Era uma sexta-feira cedo em Viena. O frio do outono aparecia aos poucos, e com um café quente nas mãos eu esperava pelo trem que me levaria a Budapeste, atravessando a fronteira entre Áustria e Hungria. Adoraria estar indo a passeio – Budapeste é linda -, mas essa viagem seria talvez ainda mais interessante: teria a chance de assistir a uma palestra do professor Milan Svolik, possivelmente um dos maiores nomes no estudo de ditaduras e autocratização no mundo. 

Depois de duas horas e meia de viagem até Budapeste, e mais uma meia hora até o centro, finalmente cheguei ao antigo campus de minha universidade, a Central European University, forçada ao exílio em Viena pelo regime autoritário de Viktor Orban. É estranho ver tamanha beleza arquitetônica, e ao mesmo tempo sentir tamanha melancolia pelos fortes símbolos naquele campus de um outro tempo mais democrático. Subi as belas escadas até o Instituto de Democracia, e finalmente me deparei com um pequeno grupo de pessoas que ria e comentava as notícias do dia. No grupo, outro grande nome do campo, professor Andreas Schedler.

Logo mais Svolik chega e a palestra começa. E foi assim, de forma despretensiosa e tranquila, que várias das minhas crenças sobre educação, competência democrática, o papel das instituições e a história democrática da América Latina foram irremediavelmente estilhaçadas. Nas interações entre Milan e Andreas pude vislumbrar, com algum terror, que a realidade era ainda mais absurda do que imaginava. Essa coluna é sobre as reflexões que tanto me espantaram, sobre o papel do eleitorado na crise democrática, mas também sobre o que se pode ser feito. É sobre terror, mas também, assim espero, sobre esperança.   

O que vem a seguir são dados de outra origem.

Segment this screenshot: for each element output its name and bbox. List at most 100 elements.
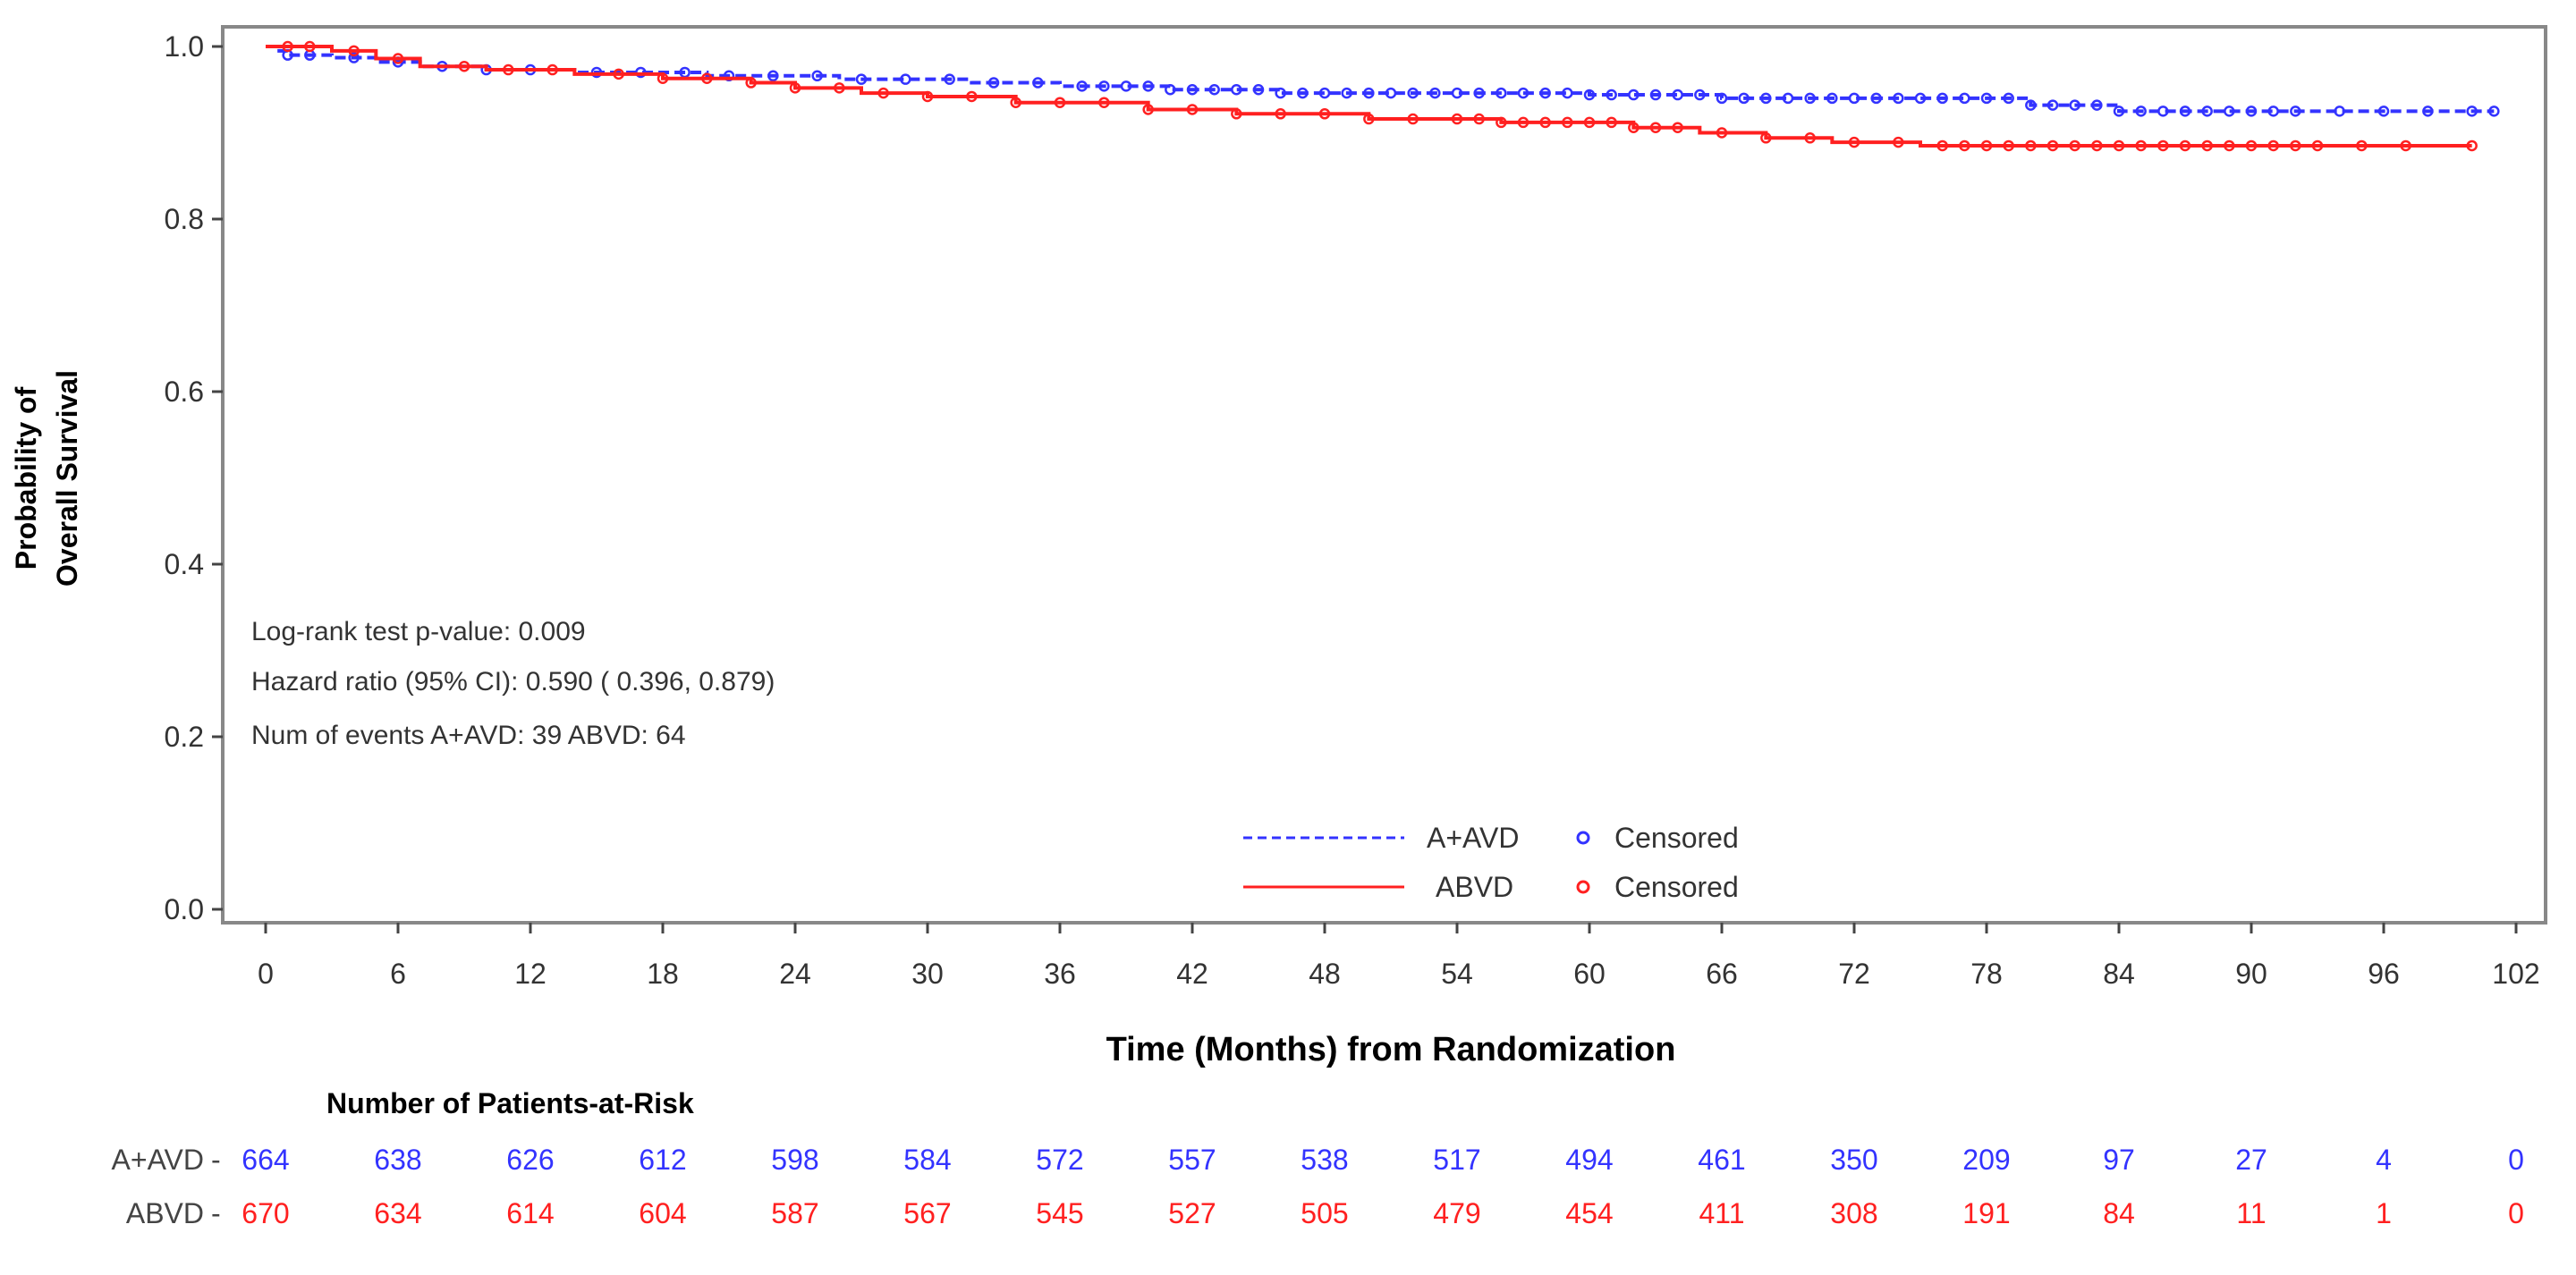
- censor-mark: [2135, 106, 2147, 117]
- risk-row-dash: -: [211, 1144, 221, 1176]
- censor-mark: [900, 73, 911, 85]
- censor-mark: [2245, 106, 2258, 117]
- annotation-logrank: Log-rank test p-value: 0.009: [251, 617, 586, 646]
- censor-mark: [1804, 92, 1816, 105]
- x-axis: 0 6 12 18 24 30 36 42 48 54 60 66 72 78 84 90 96 102: [258, 923, 2540, 990]
- y-axis-label-line2: Overall Survival: [51, 370, 83, 587]
- censor-mark: [1760, 132, 1772, 144]
- censor-mark: [1517, 116, 1530, 129]
- censor-mark: [1275, 108, 1286, 120]
- risk-value: 517: [1433, 1144, 1480, 1176]
- plot-frame: [221, 25, 2547, 925]
- censor-mark: [2334, 106, 2345, 117]
- censor-mark: [1098, 80, 1110, 92]
- censor-mark: [1208, 84, 1220, 96]
- censor-mark: [2046, 99, 2059, 111]
- y-tick-label: 0.8: [165, 203, 204, 235]
- censor-mark: [392, 53, 404, 64]
- censor-mark: [1583, 116, 1596, 129]
- censor-mark: [2201, 139, 2213, 152]
- censor-mark: [1252, 84, 1265, 96]
- censor-mark: [1186, 84, 1199, 96]
- legend: A+AVD Censored ABVD Censored: [1243, 822, 1739, 903]
- legend-censored-a-avd: Censored: [1614, 822, 1739, 854]
- censor-mark: [1517, 87, 1530, 99]
- censor-mark: [2179, 139, 2191, 152]
- censor-mark: [2422, 106, 2434, 117]
- censor-mark: [2311, 139, 2324, 152]
- censor-mark: [1628, 122, 1640, 133]
- risk-value: 614: [506, 1197, 554, 1229]
- censor-mark: [2025, 139, 2037, 152]
- legend-censor-icon-a-avd: [1576, 831, 1590, 845]
- x-tick-label: 30: [911, 958, 944, 990]
- x-tick-label: 60: [1573, 958, 1606, 990]
- x-tick-label: 84: [2103, 958, 2135, 990]
- risk-value: 27: [2235, 1144, 2267, 1176]
- censor-mark: [1628, 89, 1640, 101]
- censor-mark: [1473, 87, 1485, 99]
- legend-label-abvd: ABVD: [1436, 871, 1513, 903]
- censor-mark: [1318, 87, 1331, 99]
- censor-mark: [1429, 87, 1441, 99]
- risk-value: 4: [2376, 1144, 2392, 1176]
- censor-mark: [1980, 92, 1993, 105]
- censor-mark: [1848, 92, 1860, 105]
- censor-mark: [1936, 92, 1948, 105]
- survival-curve-abvd: [266, 45, 2472, 148]
- censor-mark: [1451, 113, 1463, 125]
- censor-mark: [1076, 80, 1088, 92]
- x-tick-label: 24: [779, 958, 811, 990]
- censor-mark: [1451, 87, 1463, 99]
- censor-mark: [1914, 92, 1927, 105]
- censor-mark: [987, 77, 1000, 89]
- censor-mark: [1959, 139, 1970, 152]
- survival-curves: [266, 40, 2500, 152]
- risk-value: 461: [1698, 1144, 1745, 1176]
- legend-censor-icon-abvd: [1576, 880, 1590, 894]
- censor-mark: [1539, 116, 1551, 129]
- x-tick-label: 18: [647, 958, 679, 990]
- x-tick-label: 54: [1441, 958, 1473, 990]
- censor-mark: [2046, 139, 2059, 152]
- risk-value: 0: [2508, 1197, 2524, 1229]
- censor-mark: [1716, 92, 1728, 105]
- censor-mark: [966, 90, 978, 103]
- risk-value: 545: [1036, 1197, 1083, 1229]
- censor-mark: [1407, 87, 1419, 99]
- x-axis-label: Time (Months) from Randomization: [1106, 1031, 1676, 1068]
- censor-mark: [1959, 92, 1970, 105]
- censor-mark: [2113, 139, 2125, 152]
- censor-mark: [1738, 92, 1750, 105]
- censor-mark: [1473, 113, 1485, 125]
- risk-row-label: ABVD: [126, 1197, 204, 1229]
- x-tick-label: 72: [1838, 958, 1870, 990]
- y-tick-label: 0.0: [165, 893, 204, 925]
- y-tick-label: 0.4: [165, 548, 204, 580]
- censor-mark: [767, 70, 779, 82]
- censor-mark: [2091, 99, 2103, 111]
- censor-mark: [657, 72, 669, 84]
- censor-mark: [1980, 139, 1993, 152]
- risk-value: 505: [1301, 1197, 1348, 1229]
- risk-value: 308: [1830, 1197, 1877, 1229]
- y-tick-label: 0.6: [165, 376, 204, 408]
- censor-mark: [745, 77, 757, 89]
- annotation-events: Num of events A+AVD: 39 ABVD: 64: [251, 721, 686, 750]
- censor-mark: [1496, 116, 1507, 129]
- censor-mark: [1098, 97, 1110, 108]
- risk-value: 538: [1301, 1144, 1348, 1176]
- censor-mark: [1936, 139, 1948, 152]
- censor-mark: [1760, 92, 1772, 105]
- x-tick-label: 48: [1309, 958, 1341, 990]
- censor-mark: [1649, 89, 1662, 101]
- censor-mark: [2224, 106, 2235, 117]
- censor-mark: [1032, 77, 1044, 89]
- censor-mark: [944, 73, 955, 85]
- y-axis: 0.0 0.2 0.4 0.6 0.8 1.0: [165, 30, 223, 925]
- risk-value: 209: [1962, 1144, 2010, 1176]
- x-tick-label: 90: [2235, 958, 2267, 990]
- censor-mark: [1562, 116, 1573, 129]
- censor-mark: [2466, 106, 2478, 117]
- risk-value: 494: [1565, 1144, 1613, 1176]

Comecemos com o terror. A esperança, espero eu, vem depois.

O terror

O trabalho do professor Svolik ampliava vários de seus estudos anteriores sobre o comportamento dos eleitores frente à democracia. Era um trabalho robusto, de várias décadas coletando e interpretando informações sobre os Estados Unidos, Sérvia, Espanha, Suécia, Israel, Brasil, México e muitos, muitos outros países. O estudo tinha uma pergunta aparentemente simples: qual o preço da democracia?

Mais especificamente, Svolik e seus vários co-autores ao longo dos anos buscavam entender até que ponto os eleitores estão dispostos a trocar a democracia por políticas que eles preferem. Ou seja: quantas e quais políticas atrativas um político precisa oferecer para que as pessoas tolerem que ele enfraqueça a democracia.

Svolik comentou conosco que esperava encontrar uma grande diferença entre países, mas que, para sua surpresa, a diferença dentro de cada país era muito maior que a diferença entre países. Mais especificamente, Svolik descobriu algo chocante.

Primeiro, Svolik descobriu que eleitores que se identificavam como “mais à direita” tinham uma forte tendência a valorizar pouco a democracia, e portanto o mínimo necessário para trocá-la por políticas de sua preferência era muito mais baixo do que o de eleitores “mais à esquerda”. A diferença entre os dois grupos não era marginal ou ignorável, mas uma diferença abissal, substancial. 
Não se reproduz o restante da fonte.